In 2002, Spider-Man became the flag-bearer for the current generation of mega-openers. By earning $114.8 million during the first weekend of May, the Marvel character became the first $100 million opener in box office history. Twelve years later, only 17 other films have reached that milestone. Between that film's landmark debut and this weekend, three other Spider-Man films were released, and only one of them was able to exceed the $100 million barrier. In the interest of fairness, I would note that the two films that did not were both pre-Friday releases, and that does impinge upon a film's ability to sustain momentum during the Friday-to-Sunday portion of the weekend. The point here is simple. Earning $100 million on opening weekend is difficult and should only rarely be used as a gauge for the debut of a new release.
The Amazing Spider-Man 2 won this weekend with a debut of $92 million. In addition, it has now earned $277 million from overseas venues, giving it a global take of $369 million after three days of domestic and 17 days of international release. Suffice to say that for all of the arguments about product saturation and eroding quality, consumers still love Spider-Man devoutly.
If The Amazing Spider-Man 2 just dominated the weekend box office, why has the buzz about the movie been so predominantly negative? The answer is that the Spider-Man franchise competes against itself as much as it is compared to other mega blockbusters. Movies from the Spider-Man franchise have shattered the opening weekend box office record twice. Due to its illustrious history, a lot of people compare every new title to Spider-Man and Spider-Man 3 in terms of box office and Spider-Man 2 in terms of quality. Let's be realistic. Any movie faced with those expectations will fail. For years, Spider-Man 2 was the obvious selection as the best comic book movie ever made. Spider-Man 3 opened to $151.1 million. It is simply unreasonable to expect a movie to be praised by 96% of Top Critics on Rotten Tomatoes while grossing in excess of $150 million on opening weekend.

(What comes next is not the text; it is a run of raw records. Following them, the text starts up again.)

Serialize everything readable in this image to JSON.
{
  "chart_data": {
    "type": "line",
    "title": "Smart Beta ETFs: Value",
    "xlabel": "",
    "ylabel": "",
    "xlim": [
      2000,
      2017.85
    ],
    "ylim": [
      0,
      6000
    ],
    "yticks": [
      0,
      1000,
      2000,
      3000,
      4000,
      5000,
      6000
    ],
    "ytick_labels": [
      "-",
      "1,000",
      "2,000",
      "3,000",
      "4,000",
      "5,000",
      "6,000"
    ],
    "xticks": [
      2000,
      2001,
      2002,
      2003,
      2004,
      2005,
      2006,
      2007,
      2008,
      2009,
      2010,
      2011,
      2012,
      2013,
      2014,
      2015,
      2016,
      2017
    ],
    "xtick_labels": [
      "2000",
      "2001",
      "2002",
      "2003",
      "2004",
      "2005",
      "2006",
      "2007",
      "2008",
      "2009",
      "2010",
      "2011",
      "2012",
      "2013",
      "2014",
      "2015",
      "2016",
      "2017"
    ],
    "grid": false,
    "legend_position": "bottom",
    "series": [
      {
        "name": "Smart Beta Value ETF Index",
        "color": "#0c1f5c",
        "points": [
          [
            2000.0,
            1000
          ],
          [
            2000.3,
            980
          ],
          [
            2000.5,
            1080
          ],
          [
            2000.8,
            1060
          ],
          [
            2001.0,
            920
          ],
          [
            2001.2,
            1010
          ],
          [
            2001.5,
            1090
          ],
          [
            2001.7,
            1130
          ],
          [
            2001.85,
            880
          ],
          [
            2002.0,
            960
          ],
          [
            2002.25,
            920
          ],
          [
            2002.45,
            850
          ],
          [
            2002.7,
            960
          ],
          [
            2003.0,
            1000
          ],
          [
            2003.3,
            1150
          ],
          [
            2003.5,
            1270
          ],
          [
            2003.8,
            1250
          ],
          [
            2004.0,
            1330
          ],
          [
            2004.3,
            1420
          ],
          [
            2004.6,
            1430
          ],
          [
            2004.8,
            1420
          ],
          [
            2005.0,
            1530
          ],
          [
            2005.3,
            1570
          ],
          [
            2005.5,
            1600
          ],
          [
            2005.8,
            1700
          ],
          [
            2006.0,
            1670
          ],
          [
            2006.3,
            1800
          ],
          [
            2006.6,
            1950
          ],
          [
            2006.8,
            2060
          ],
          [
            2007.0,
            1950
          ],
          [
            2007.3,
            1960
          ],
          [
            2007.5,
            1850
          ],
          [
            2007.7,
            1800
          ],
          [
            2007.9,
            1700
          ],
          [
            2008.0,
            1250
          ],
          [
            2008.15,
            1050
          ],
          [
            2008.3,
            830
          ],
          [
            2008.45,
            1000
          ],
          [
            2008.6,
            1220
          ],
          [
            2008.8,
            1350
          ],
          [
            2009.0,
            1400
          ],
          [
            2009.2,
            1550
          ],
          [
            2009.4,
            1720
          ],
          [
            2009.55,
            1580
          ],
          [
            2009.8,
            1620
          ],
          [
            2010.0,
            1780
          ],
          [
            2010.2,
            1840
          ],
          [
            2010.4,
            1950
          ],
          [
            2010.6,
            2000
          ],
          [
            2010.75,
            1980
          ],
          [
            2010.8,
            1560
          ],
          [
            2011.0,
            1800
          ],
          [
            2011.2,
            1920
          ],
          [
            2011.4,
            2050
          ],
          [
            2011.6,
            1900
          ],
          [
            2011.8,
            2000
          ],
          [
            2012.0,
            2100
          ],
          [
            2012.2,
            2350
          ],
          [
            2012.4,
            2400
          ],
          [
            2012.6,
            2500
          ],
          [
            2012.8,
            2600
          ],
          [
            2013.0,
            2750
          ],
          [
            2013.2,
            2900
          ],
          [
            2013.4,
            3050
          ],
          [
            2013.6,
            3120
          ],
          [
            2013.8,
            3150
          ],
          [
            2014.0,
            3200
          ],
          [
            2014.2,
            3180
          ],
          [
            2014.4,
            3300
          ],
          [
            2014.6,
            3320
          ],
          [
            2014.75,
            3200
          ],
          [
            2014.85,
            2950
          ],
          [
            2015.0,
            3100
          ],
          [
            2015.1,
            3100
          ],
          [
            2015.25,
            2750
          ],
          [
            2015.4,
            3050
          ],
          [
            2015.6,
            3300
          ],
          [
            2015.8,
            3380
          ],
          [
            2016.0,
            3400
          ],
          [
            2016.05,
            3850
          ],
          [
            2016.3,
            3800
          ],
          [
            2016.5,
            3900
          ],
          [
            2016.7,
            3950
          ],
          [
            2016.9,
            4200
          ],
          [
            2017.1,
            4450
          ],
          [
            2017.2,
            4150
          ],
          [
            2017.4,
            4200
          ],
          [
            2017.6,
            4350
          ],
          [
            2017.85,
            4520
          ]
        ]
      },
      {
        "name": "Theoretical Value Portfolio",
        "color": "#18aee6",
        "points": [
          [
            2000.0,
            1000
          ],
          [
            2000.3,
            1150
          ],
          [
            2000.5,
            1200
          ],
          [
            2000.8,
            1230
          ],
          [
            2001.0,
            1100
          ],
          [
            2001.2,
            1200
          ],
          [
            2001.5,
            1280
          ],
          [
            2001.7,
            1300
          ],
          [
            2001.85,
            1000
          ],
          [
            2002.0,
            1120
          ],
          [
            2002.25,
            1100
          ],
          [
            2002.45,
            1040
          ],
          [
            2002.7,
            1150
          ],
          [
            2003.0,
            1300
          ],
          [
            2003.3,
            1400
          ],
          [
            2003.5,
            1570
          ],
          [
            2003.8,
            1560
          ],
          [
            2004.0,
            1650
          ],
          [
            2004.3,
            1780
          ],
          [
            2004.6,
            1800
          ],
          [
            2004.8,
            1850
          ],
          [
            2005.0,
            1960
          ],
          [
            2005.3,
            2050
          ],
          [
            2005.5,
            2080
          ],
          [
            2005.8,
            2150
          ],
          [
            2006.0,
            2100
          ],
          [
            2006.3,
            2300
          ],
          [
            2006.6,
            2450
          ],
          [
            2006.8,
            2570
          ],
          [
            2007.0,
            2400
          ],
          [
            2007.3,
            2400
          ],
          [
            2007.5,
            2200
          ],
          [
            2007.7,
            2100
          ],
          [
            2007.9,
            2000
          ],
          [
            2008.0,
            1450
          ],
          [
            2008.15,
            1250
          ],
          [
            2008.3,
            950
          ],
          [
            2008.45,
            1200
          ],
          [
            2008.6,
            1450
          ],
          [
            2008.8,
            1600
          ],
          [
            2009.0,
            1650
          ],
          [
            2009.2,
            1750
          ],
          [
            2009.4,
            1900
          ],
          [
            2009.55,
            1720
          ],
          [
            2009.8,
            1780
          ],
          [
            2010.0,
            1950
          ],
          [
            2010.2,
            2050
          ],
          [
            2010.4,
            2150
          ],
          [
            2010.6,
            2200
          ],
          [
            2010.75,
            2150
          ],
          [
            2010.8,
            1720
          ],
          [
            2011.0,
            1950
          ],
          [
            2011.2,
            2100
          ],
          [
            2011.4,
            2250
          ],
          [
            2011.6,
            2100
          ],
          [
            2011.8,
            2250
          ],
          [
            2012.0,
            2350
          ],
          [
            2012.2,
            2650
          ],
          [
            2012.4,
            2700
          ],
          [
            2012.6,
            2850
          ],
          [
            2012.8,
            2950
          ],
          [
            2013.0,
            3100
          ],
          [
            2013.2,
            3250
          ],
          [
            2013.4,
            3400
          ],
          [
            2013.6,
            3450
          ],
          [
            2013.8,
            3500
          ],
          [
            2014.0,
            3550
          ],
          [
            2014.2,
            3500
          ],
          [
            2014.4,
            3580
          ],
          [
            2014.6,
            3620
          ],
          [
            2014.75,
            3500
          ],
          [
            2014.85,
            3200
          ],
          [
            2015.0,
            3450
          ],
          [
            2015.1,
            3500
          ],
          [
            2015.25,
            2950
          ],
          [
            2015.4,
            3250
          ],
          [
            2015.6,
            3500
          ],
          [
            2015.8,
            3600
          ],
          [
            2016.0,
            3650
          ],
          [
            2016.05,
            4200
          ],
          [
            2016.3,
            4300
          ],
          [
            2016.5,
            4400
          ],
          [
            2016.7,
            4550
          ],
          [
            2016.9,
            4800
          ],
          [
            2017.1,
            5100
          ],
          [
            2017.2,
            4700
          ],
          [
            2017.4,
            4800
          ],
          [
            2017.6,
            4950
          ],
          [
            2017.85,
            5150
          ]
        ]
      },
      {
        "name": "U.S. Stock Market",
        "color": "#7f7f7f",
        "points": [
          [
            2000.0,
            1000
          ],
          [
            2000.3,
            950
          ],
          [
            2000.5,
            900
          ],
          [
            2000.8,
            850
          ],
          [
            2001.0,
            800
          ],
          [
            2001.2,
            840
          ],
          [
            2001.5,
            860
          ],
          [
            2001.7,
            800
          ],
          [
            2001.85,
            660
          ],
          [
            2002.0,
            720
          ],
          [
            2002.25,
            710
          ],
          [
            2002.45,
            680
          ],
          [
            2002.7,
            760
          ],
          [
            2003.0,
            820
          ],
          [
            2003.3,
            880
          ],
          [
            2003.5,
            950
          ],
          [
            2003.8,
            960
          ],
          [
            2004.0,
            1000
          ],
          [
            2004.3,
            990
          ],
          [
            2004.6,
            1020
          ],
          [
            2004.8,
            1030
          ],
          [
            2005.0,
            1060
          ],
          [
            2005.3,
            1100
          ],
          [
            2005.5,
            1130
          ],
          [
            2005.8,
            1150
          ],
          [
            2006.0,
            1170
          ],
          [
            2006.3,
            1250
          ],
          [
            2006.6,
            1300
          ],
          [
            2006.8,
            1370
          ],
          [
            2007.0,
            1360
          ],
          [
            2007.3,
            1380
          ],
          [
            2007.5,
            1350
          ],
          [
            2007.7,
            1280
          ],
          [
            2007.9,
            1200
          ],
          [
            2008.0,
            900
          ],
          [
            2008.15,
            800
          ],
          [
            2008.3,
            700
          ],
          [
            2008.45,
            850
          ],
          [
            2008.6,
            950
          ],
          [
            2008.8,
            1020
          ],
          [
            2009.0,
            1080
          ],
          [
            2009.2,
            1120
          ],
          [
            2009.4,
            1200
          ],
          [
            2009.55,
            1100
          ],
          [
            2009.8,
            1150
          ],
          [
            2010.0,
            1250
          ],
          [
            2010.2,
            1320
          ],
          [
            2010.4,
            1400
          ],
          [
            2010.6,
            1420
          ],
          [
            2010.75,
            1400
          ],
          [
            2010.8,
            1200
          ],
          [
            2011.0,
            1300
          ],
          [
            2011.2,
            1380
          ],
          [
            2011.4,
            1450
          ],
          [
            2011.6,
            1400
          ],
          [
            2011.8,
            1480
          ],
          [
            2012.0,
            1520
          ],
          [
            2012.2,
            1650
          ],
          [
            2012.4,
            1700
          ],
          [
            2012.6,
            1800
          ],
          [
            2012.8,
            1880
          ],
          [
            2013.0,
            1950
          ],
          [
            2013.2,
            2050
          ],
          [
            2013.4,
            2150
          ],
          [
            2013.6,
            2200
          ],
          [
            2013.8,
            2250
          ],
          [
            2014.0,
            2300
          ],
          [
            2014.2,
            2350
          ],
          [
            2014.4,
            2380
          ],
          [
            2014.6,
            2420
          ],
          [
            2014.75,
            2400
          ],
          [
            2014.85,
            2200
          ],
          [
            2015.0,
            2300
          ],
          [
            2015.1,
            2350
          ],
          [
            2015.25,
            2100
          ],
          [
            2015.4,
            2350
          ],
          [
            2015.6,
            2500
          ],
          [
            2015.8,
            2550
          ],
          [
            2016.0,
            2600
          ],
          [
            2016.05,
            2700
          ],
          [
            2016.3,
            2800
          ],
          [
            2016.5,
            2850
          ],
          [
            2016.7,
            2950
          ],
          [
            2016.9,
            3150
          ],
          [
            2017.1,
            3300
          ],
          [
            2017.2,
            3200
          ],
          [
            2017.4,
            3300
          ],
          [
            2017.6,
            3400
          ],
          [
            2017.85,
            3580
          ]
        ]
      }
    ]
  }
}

The Amazing Spider-Man 2 is more akin to The Bourne Legacy than it is to the Jason Bourne trilogy. Once Tobey Maguire, Kirsten Dunst and Sam Raimi abandoned plans for Spider-Man 4, the primary selling points for the franchise all vanished save for the obvious one: kids love Spider-Man. The primary-colored web slinger is a high school student by day, hero by night. That is a wonderful concept in theory. In execution, there are only so many interesting tales that can be created without the character growing older. In fact, The Amazing Spider-Man reboot combined strong story elements of Spider-Man and Spider-Man 2, and it did not tell those stories anywhere near as well. The fact that The Amazing Spider-Man earned $750 million worldwide, the seventh largest total of any 2012 release, is a reflection of the character's popularity as well as the increased emphasis on overseas revenue. Since The Amazing Spider-Man 2 is a sequel to an unwelcome reboot that was only marginally tolerated by most consumers, we should view its opening, one that is in the same range as Captain America: The Winter Soldier, as extraordinary rather than cause for negativity.